Today, I am deeply grateful for that intense fear and terrible demoralization because it led me to seek help—first from a doctor, then from a therapist, and then finally, after six excruciating, dry months, from A.A.

As promised, A.A. (the program and the fellowship) has indeed given me “a new freedom and a new happiness.” I am free of alcohol and of the fight with my addiction, and that has, in turn, freed up all the mental, emotional, and spiritual resources I had previously directed towards that hopeless struggle. 

The hollow “happiness” of the drink has been replaced by the solid and substantial happiness of sober friendships, the unexpected joys of service, and a new appreciation of the ups and downs of living, every day, one day at a time.

Earlier in my sober journey, I would sometimes wish that I had gotten sober sooner, that I hadn’t “wasted” so much time.
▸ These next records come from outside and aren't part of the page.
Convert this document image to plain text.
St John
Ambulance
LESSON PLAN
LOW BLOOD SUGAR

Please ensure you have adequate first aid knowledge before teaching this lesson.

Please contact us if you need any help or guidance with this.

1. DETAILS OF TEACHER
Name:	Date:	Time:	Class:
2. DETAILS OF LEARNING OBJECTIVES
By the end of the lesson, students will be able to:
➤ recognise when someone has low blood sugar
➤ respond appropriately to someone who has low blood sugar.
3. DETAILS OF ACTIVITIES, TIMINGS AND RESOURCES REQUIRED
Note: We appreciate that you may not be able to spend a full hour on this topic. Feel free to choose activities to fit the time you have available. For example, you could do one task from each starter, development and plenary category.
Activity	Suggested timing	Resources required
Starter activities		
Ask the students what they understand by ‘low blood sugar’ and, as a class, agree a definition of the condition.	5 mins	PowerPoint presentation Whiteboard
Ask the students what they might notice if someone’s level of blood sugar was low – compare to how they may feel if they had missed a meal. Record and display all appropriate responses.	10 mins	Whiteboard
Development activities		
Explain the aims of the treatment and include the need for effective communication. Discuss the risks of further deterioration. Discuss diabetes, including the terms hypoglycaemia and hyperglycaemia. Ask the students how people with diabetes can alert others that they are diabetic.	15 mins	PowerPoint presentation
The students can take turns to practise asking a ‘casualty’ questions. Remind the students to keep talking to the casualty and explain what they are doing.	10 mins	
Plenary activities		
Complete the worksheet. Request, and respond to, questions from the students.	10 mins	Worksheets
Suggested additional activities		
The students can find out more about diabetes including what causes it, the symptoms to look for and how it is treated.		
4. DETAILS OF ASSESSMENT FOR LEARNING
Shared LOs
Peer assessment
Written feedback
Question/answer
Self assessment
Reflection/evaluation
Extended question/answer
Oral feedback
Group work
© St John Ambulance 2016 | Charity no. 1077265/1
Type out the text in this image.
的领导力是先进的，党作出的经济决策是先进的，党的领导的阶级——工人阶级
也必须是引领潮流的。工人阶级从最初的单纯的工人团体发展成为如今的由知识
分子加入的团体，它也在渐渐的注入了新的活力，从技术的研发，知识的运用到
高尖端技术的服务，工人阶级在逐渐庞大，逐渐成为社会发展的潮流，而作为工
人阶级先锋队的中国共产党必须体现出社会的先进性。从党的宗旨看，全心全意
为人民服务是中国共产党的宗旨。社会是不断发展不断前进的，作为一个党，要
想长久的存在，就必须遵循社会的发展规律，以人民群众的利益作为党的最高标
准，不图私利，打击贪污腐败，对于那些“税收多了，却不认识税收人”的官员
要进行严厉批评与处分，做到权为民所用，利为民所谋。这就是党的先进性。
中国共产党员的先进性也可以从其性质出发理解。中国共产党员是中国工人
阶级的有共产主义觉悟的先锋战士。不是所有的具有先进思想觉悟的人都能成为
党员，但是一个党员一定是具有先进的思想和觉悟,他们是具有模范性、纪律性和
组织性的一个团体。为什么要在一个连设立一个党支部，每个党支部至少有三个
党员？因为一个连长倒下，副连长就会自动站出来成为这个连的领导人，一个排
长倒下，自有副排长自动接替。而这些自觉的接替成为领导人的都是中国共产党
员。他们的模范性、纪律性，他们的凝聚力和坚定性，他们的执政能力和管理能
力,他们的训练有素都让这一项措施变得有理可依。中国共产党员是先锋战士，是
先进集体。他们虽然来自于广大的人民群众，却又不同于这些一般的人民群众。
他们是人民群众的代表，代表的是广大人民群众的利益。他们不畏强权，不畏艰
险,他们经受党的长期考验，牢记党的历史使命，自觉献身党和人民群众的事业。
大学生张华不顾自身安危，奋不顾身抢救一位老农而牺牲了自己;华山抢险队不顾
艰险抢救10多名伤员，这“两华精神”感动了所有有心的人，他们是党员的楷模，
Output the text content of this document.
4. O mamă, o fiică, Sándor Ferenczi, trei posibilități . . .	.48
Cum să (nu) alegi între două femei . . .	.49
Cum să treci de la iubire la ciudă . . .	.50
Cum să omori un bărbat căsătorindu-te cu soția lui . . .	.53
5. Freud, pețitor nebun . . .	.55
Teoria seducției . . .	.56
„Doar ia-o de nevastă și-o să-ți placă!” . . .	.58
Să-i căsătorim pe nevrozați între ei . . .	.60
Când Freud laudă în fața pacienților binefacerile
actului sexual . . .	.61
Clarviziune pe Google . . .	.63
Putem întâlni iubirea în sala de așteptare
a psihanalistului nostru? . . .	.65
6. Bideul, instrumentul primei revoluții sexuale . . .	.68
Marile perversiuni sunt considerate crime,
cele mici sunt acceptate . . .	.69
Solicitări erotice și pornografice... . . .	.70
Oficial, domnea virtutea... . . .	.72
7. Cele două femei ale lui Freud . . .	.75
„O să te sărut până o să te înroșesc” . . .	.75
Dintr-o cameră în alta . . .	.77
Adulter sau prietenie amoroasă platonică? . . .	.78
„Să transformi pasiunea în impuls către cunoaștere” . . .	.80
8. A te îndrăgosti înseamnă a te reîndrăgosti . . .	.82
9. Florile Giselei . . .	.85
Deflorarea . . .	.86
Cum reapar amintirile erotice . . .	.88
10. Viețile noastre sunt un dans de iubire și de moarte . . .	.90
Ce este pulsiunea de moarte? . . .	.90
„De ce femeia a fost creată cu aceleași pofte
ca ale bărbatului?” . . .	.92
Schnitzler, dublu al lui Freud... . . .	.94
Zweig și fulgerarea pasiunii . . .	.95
Now, however, I recognize that rather than celebrating ten years today with a few dear friends, I could just as easily still be drunk, or dead, or in jail.

The reality is that I am powerless over alcohol: when I was drinking, I was never actually “managing to pull it off.” It was much more a matter of luck, privilege, and the compassion of others that got me through.  

Similarly, today, I don’t keep myself sober by my own resources; a power greater than myself does—the program of A.A. and the fellowship—when I follow it and participate. So, I continue to do those things, “to keep coming back,” because the biggest gift of sobriety for me is that, in surrendering fighting alcohol, I have been granted true agency in the present moment.

 I can live rooted in the reality of “what-is,” rather than in the “what-might-have-been” or “what-might-be.”

Aleka’s home group is Up to My Neck, Oakland, which meets on Saturday at 6:30pm.